The canonical case is Coinbase’s strategic integration of ENS in 2022: Coinbase issued cb.id subnames to millions of Coinbase Wallet users, carrying wallet addresses as the payload. The same pattern has played out at scale since.
Each is a different operator class adopting ENS by issuing subnames with a payload that mattered to their users.
MARPs are the next operator class. Authority-policy records are the next payload.
Problem
The ENS protocol designed its infrastructure for mostly static, human-owned identities.

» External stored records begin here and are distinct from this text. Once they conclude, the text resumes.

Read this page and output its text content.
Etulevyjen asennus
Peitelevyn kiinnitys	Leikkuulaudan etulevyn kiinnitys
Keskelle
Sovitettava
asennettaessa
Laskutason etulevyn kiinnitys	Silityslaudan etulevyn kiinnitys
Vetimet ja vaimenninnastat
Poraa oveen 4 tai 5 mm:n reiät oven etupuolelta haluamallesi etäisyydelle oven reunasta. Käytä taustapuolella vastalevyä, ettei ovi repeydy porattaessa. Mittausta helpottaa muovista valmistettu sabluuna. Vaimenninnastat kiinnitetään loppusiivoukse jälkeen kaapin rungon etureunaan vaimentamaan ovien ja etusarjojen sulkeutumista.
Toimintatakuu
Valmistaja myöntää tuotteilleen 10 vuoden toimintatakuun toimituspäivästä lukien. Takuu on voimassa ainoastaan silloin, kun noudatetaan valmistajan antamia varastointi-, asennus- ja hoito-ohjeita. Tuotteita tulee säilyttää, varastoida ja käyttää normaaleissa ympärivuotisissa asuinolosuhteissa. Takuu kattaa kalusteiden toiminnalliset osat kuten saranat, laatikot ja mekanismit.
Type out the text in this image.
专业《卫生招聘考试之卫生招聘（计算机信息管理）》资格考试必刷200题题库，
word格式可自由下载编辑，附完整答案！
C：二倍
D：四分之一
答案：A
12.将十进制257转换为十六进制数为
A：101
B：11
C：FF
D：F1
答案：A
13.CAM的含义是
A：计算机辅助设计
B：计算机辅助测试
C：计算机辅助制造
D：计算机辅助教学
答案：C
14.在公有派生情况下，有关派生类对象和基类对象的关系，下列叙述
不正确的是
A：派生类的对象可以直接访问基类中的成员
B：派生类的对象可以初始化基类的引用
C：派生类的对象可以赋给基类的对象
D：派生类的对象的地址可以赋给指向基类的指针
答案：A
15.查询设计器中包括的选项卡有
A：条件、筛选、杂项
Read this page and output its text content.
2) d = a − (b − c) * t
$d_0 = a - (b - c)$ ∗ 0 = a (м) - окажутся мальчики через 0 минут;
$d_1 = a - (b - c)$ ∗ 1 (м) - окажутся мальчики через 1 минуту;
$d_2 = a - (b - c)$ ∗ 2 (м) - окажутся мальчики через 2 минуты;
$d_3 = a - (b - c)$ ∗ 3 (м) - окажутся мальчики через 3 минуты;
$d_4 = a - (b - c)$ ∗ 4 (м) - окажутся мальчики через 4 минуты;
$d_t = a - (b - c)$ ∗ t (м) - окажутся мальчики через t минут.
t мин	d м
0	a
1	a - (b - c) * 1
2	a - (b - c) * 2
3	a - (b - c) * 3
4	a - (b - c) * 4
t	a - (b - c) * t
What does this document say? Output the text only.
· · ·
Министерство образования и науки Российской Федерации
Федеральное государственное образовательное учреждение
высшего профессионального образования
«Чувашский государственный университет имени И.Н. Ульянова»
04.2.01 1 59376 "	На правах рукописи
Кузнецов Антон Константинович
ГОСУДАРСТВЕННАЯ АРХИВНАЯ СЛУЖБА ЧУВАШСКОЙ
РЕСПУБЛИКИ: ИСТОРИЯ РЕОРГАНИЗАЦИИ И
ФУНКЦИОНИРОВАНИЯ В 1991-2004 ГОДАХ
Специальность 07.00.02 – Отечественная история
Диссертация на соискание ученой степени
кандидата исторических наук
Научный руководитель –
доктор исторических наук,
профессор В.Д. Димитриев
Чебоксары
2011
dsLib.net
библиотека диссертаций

But agents are a special class of ENS-named entity that requires a more active and verifiable approach.
A counterparty should be able to resolve myagent.pinata.eth to get the current keys, capabilities, revocation state, and metadata — without ever trusting a MARP’s internal infrastructure. Today only some of that works: keys and metadata exist in resolver records; capabilities and revocation don’t.
ENS lacks a standardized, resolver-native “agent trust runtime” for dynamic control, validity, permissions, and portable reputation.
No resolver-level surface today lets any service verify, in real time, whether an action attributed to an ENS-named agent is currently authorized.
Why ENS?
Agents perform transactions, build reputation, get revoked, re-keyed, or migrated across platforms. They need a persistent identifier that outlives any single key, hosting runtime, or capability grant — and remains verifiable to every counterparty.
ENS-bound agents already fulfill most of these requirements today. Our reference implementation demonstrates, end-to-end, two essential tiers of agent identity:
- Display — the name appears cleanly in wallets, explorers, and user interfaces.
- Discovery — counterparties can resolve the name to retrieve endpoints, registries, keys, capabilities, and context (via ENSIP-25, ENSIP-26, and ERC-8004).
These tiers are necessary, but not yet sufficient for what MARPs need from ENS-anchored agent identity. A third tier, Authority, closes the gap. Counterparties verify the agent’s signed actions against ENS-resolved state, in real time.
With Authority, ENS satisfies the agent identity requirement set end-to-end.
Other agent stack layers (wire-protocol auth, ERC-4337, capability tokens) live above the naming layer. None of them provides a real-time, universally resolvable answer to “which keys and capabilities are currently authorized for this ENS name?”
ENS uniquely fits this slot — not because no other substrate could in theory, but because no other already delivers the persistence, verifiability, and composability the agent identity requirement set demands.
Now or Fragmentation
Microsoft’s Entra Agent ID is the closed, vendor-specific MAIP — already shipping, already pulling enterprises into Microsoft-anchored agent identity. KPMG’s Q1 2026 AI Pulse found 54% of organizations actively deploying AI agents, with twelve-month AI spending nearly doubling YoY.
If the Authority primitive substrate is built, ENS can deliver its own open, portable, cross-platform MAIP — giving agents a neutral identity layer that works beyond any single vendor’s walls.
An ENS-type MAIP would look like a subname issuance service with auth primitives built in — the cb.id growth pattern, applied to MARPs.
The window to ship the open alternative is bounded. Every enterprise that locks in on the closed MAIP this year is one less candidate for the open alternative next.
Addressing the Design Space
The agent identity design space is in active development. Here’s where our approach offers coverage — and where it intentionally stops:
| Design-space | Scope |
|---|---|
| Automate staleness/revocation hooks tied to ownership events | Yes |
| Signed endpoint attestation records | Partial |
| JSON-Schema-backed records for agent-context | No |
| Bridge ENS names to cross-chain reputation | Partial |
| Capabilities manifests | Yes |
| Standardizing trust signal API for wallets | Partial |
We’re mostly interested in exploring the Authority policy lookup layer — what an agent trust runtime needs to provide for dynamic control, validity, capability-scoped permissions, and portable reputation.
Our scope is narrow by design, but we’re optimistic that ongoing ENS-community discussion on agent identity will develop new approaches that tackle other aspects of this design space.